Yeah, the condition and "warning" make it clear to me which is if already
exists a bitmap of the pack or MIDX is ready, we will give warnings and just
let it fail (return -1 means a return of NULL in "prepare_bitmap_git()", and
will then die() in usage cases I found).

In addition of above, I had a question that why we need "bitmap_git->midx"
in the condition? Because here in "open_pack_bitmap_1()" we intent to open the 
non-midx-bitmap and it's after we deal with "open_midx_bitmap()" in "open_bitmap()":

static int open_bitmap(struct repository *r,
              struct bitmap_index *bitmap_git)
{			      
	assert(!bitmap_git->map);

	if (!open_midx_bitmap(r, bitmap_git))
	   return 0;
	   return open_pack_bitmap(r, bitmap_git);
}

So if I understood correct, maybe we can made condition of "bitmap_git->midx" a little
earlier so that we can avoid to open every packfile,  maybe it's like:

diff --git a/pack-bitmap.c b/pack-bitmap.c
index 9c666cdb8b..38f53b8f1c 100644
--- a/pack-bitmap.c
+++ b/pack-bitmap.c
@@ -483,11 +483,12 @@ static int open_pack_bitmap(struct repository *r,
 
        assert(!bitmap_git->map);
 
-       for (p = get_all_packs(r); p; p = p->next) {
-               if (open_pack_bitmap_1(bitmap_git, p) == 0)
-                       ret = 0;
+       if (!bitmap_git->midx) {
+               for (p = get_all_packs(r); p; p = p->next) {
+                       if (open_pack_bitmap_1(bitmap_git, p) == 0)
+                               ret = 0;
+               }
        }
-
        return ret;
 }


Thanks.
Taylor Blau March 30, 2022, 2:55 a.m. UTC | #5
On Tue, Mar 29, 2022 at 10:49:49AM +0800, Teng Long wrote:
> Yeah, the condition and "warning" make it clear to me which is if
> already exists a bitmap of the pack or MIDX is ready, we will give
> warnings and just let it fail (return -1 means a return of NULL in
> "prepare_bitmap_git()", and will then die() in usage cases I found).
>
> In addition of above, I had a question that why we need
> "bitmap_git->midx" in the condition? Because here in
> "open_pack_bitmap_1()" we intent to open the non-midx-bitmap and it's
> after we deal with "open_midx_bitmap()" in "open_bitmap()":

You're right; open_pack_bitmap_1() doesn't need to care about whether or
not bitmap_git->midx is or isn't non-NULL, since:

  - if we did open a MIDX bitmap (which we will always attempt first
    before trying to open single-pack bitmaps), then we won't even
    bother to call open_pack_bitmap() at all.

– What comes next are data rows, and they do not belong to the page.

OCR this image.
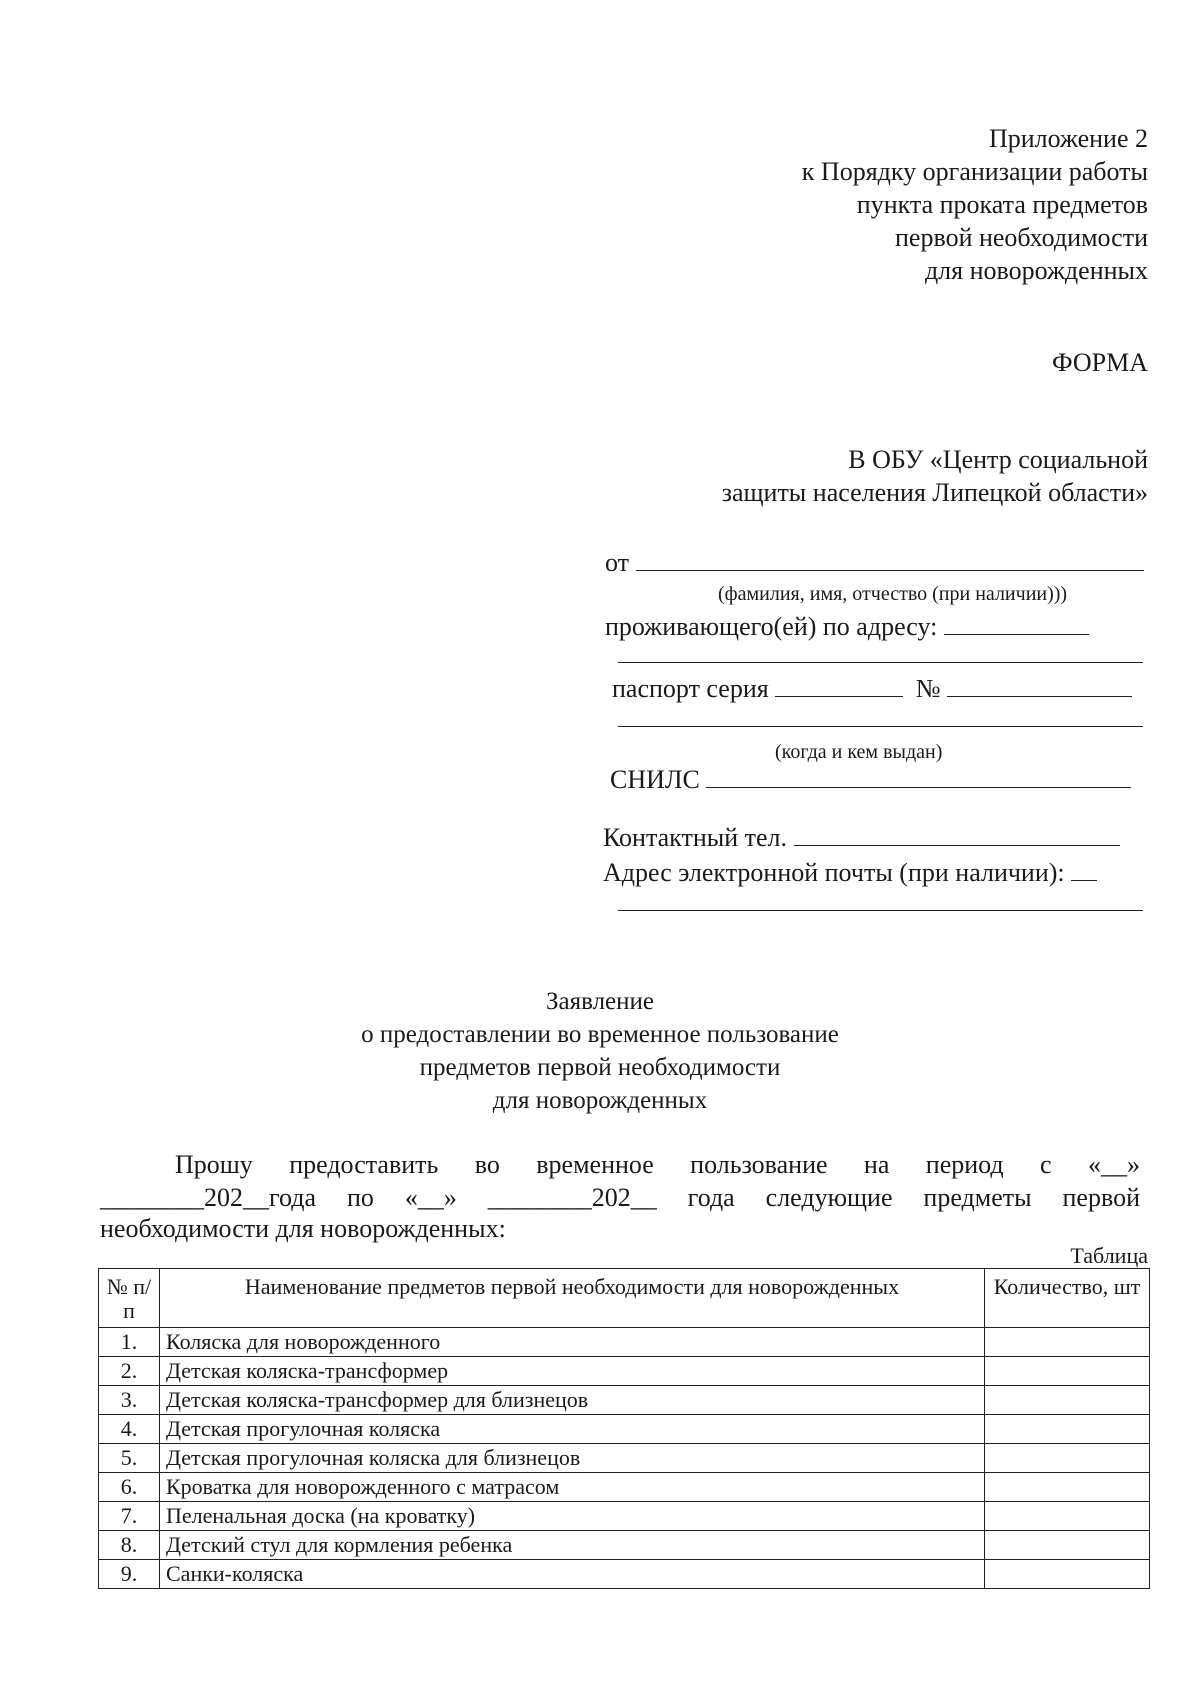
Приложение 2
к Порядку организации работы
пункта проката предметов
первой необходимости
для новорожденных
ФОРМА
В ОБУ «Центр социальной
защиты населения Липецкой области»
от
(фамилия, имя, отчество (при наличии)))
проживающего(ей) по адресу:
паспорт серия	№
(когда и кем выдан)
СНИЛС
Контактный тел.
Адрес электронной почты (при наличии):
Заявление
о предоставлении во временное пользование
предметов первой необходимости
для новорожденных
Прошу предоставить во временное пользование на период с «__»
________202__года по «__» ________202__ года следующие предметы первой
необходимости для новорожденных:
Таблица
№ п/п	Наименование предметов первой необходимости для новорожденных	Количество, шт
1.	Коляска для новорожденного	
2.	Детская коляска-трансформер	
3.	Детская коляска-трансформер для близнецов	
4.	Детская прогулочная коляска	
5.	Детская прогулочная коляска для близнецов	
6.	Кроватка для новорожденного с матрасом	
7.	Пеленальная доска (на кроватку)	
8.	Детский стул для кормления ребенка	
9.	Санки-коляска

  - if we _do_ end up within open_pack_bitmap_1(), then we _know_ that
    no MIDX bitmap could be found/opened, so there is no need to check
    in that case, either.

So I think we realistically could do something like:

--- 8< ---

diff --git a/pack-bitmap.c b/pack-bitmap.c
index 97909d48da..6e7c89826d 100644
--- a/pack-bitmap.c
+++ b/pack-bitmap.c
@@ -387,3 +387,3 @@ static int open_pack_bitmap_1(struct bitmap_index *bitmap_git, struct packed_git

-	if (bitmap_git->pack || bitmap_git->midx) {
+	if (bitmap_git->pack) {
 		/* ignore extra bitmap file; we can only handle one */

--- >8 ---

...but having the conditional there from the pre-image doesn't hurt,
either, and it makes the error clearer in case of an accidental
regression where we start looking for single-pack bitmaps after
successfully opening a multi-pack one.

> static int open_bitmap(struct repository *r,
>               struct bitmap_index *bitmap_git)
> {
> 	assert(!bitmap_git->map);
>
> 	if (!open_midx_bitmap(r, bitmap_git))
> 	   return 0;
> 	   return open_pack_bitmap(r, bitmap_git);
> }
>
> So if I understood correct, maybe we can made condition of "bitmap_git->midx" a little
> earlier so that we can avoid to open every packfile,  maybe it's like:
>
> diff --git a/pack-bitmap.c b/pack-bitmap.c
> index 9c666cdb8b..38f53b8f1c 100644
> --- a/pack-bitmap.c
> +++ b/pack-bitmap.c
> @@ -483,11 +483,12 @@ static int open_pack_bitmap(struct repository *r,
>
>         assert(!bitmap_git->map);
>
> -       for (p = get_all_packs(r); p; p = p->next) {
> -               if (open_pack_bitmap_1(bitmap_git, p) == 0)
> -                       ret = 0;
> +       if (!bitmap_git->midx) {
> +               for (p = get_all_packs(r); p; p = p->next) {
> +                       if (open_pack_bitmap_1(bitmap_git, p) == 0)
> +                               ret = 0;
> +               }
>         }
> -
>         return ret;
>  }

This shouldn't be necessary, since we don't bother calling
open_pack_bitmap() at all if open_midx_bitmap() returns success. In
other words, based on the way that open_bitmap() (which is the caller
for both of these functions) is written, we know that once we're in
open_pack_bitmap(), that `bitmap_git->midx` is definitely NULL, which
makes this change a noop.

Thanks,
Taylor
diff mbox series

Patch

diff --git a/pack-bitmap.c b/pack-bitmap.c
index 931219adf0..b1357137bf 100644
--- a/pack-bitmap.c
+++ b/pack-bitmap.c
@@ -484,8 +484,10 @@  static int open_pack_bitmap(struct repository *r,
 	assert(!bitmap_git->map);
 
 	for (p = get_all_packs(r); p; p = p->next) {
-		if (open_pack_bitmap_1(bitmap_git, p) == 0)
+		if (open_pack_bitmap_1(bitmap_git, p) == 0) {
 			ret = 0;
+			break;
+		}
 	}
 
 	return ret;